Educator takes tough look at conservatives progressives
Payne: ‘A Curse on Both Your Houses’
“I do not believe we know how to change urban schools at scale,” said Payne, acknowledging that there have been individual successes, but educators and policy-makers have not yet learned how to effect change broadly. “We’re so committed to our paradigms that we only use the information which fits, and that’s an awfully slow way to learn.”
Payne, the Robinson Professor of History, African American Studies and Sociology at Duke and author of several books on urban education and the Civil Rights Movement, delivered on his promise to make everyone – progressives and conservatives alike – uncomfortable with his talk, which was co-sponsored by the GSE and the Department of African and African American Studies.
Conservatives, he said, are generally characterized by their belief in imposing incentives and accountability as a means toward school reform. “And we ain’t gonna pay for it,” he added, noting conservatives’ reluctance to put resources behind their reforms.
Progressive viewpoints, which he said dominate most American schools of education, find conservative theory to be morally and substantively deficient; liberals promote a bottom-up process toward improvement, he said.
The problems with progressives
Payne took issue with progressives’ resistance to criticizing or challenging the poor. “We do not talk much, therefore, about poor children or poor parents as part of the solution,” he said. Yet small changes in parent behavior have yielded major changes in some urban schools, he said, citing success in schools in Chicago, New York, Sacramento, and right here in Boston.
“We do not have to have dramatic changes in parent behavior to get dramatic changes in schools,” said Payne. Parents “are resources that are going unused. It’s quite possible that this is a lever for change that’s easier to push than other levers for change.”
Further, he said, not acknowledging that parental behavior in the inner city is sometimes problematic negates teachers, who confront parental behavior and its challenges on a daily basis. And teacher skepticism and resistance is a serious barrier to the voluntary, bottom-up school change that progressives promote.
Money matters
“Sometimes,” Payne said, “I’m near despair at the intellectual shabbiness” of progressives and their rigidity of dogma and selective use of evidence.

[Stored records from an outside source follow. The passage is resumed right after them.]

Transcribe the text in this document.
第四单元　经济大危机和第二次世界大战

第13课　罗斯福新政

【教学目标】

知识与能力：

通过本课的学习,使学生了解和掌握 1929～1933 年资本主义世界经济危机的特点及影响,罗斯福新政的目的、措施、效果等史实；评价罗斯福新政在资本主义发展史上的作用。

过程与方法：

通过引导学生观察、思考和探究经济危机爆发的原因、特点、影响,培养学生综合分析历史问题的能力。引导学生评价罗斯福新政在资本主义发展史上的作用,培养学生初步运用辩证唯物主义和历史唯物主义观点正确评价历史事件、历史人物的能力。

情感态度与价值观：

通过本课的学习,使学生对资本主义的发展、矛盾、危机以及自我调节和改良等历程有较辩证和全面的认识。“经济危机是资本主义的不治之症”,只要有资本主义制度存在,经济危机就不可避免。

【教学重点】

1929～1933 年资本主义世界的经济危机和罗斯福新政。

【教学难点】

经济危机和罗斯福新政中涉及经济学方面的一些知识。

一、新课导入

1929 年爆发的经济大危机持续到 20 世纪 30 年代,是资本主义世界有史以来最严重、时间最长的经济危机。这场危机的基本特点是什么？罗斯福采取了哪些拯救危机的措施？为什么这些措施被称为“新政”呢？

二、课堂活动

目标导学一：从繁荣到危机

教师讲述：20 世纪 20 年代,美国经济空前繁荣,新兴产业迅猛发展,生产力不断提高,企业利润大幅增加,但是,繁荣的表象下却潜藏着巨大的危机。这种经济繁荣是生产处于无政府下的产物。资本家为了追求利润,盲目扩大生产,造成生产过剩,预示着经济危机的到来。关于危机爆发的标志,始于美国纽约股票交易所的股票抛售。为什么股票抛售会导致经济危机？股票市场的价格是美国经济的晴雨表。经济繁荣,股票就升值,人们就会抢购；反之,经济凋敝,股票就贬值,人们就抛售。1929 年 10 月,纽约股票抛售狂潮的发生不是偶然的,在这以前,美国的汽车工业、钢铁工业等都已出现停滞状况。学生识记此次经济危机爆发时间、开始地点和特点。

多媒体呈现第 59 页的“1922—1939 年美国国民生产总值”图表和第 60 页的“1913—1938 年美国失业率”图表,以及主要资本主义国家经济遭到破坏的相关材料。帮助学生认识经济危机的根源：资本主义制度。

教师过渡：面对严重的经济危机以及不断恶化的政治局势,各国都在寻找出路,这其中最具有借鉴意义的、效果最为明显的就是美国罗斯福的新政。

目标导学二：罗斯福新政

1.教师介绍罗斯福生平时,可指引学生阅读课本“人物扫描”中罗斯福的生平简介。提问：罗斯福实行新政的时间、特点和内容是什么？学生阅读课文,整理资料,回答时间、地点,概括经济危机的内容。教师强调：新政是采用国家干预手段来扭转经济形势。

“And then I look at the other side of the aisle,” he continued. Conservatives are guilty of maintaining a reductionist sense of human motivations, of child development, of educational research. But conservatives’ greatest sin, said Payne, is “their staunch cheerful refusal to even think about issues of resource allocation.”
Grappling with questions like “Does money matter?” or “Does class size matter?” said Payne, demonstrates the hollowness of the discourse. No one asks these questions in wealthier, whiter districts, he said, for the answers are obvious: of course they matter, and why shouldn’t they matter in poor, urban, minority schools?

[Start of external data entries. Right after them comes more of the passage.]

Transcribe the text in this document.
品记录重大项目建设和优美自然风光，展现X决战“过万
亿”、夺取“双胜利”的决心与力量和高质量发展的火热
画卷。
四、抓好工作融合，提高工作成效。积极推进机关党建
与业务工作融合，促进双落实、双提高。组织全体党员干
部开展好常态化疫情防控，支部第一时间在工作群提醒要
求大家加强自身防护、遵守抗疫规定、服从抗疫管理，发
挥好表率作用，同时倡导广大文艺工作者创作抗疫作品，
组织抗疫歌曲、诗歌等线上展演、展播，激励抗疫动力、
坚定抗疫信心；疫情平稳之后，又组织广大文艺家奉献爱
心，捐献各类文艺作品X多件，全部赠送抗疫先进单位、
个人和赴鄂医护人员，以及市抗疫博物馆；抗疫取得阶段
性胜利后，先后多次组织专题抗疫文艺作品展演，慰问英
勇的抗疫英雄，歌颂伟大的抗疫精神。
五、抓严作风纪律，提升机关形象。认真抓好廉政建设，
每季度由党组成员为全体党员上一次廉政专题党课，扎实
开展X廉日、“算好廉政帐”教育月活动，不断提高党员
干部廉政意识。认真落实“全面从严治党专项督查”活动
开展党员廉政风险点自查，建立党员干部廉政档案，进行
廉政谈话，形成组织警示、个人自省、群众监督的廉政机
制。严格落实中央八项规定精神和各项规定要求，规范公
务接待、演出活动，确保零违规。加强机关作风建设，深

“If we begin with the notion that they’re like everybody else’s kids, then the same thing money does for everybody else’s kids it can do for them,” he said. “I’m suspicious whenever someone says, ‘poor people don’t need what I’ve got.’”
Resources – at a moderate level, at least – are necessary to make high-stakes testing, the keystone of conservatives’ school reform movement, effective. With moderate resources, said Payne, we can expect test scores to rise for several years before reaching a plateau, and we can see dramatic improvement in the lowest-scoring schools.
Still, with anxiety rising over current conservative leadership and its No Child Left Behind Act, progressives and academics like those at the GSE may have a unique opportunity, said Payne. To take advantage of it, however, they must lead the discussion with more modesty and less rigidity than they have demonstrated.
Payne closed his talk by charging the audience with very clear responsibilities. “I’m holding all of you accountable,” he said.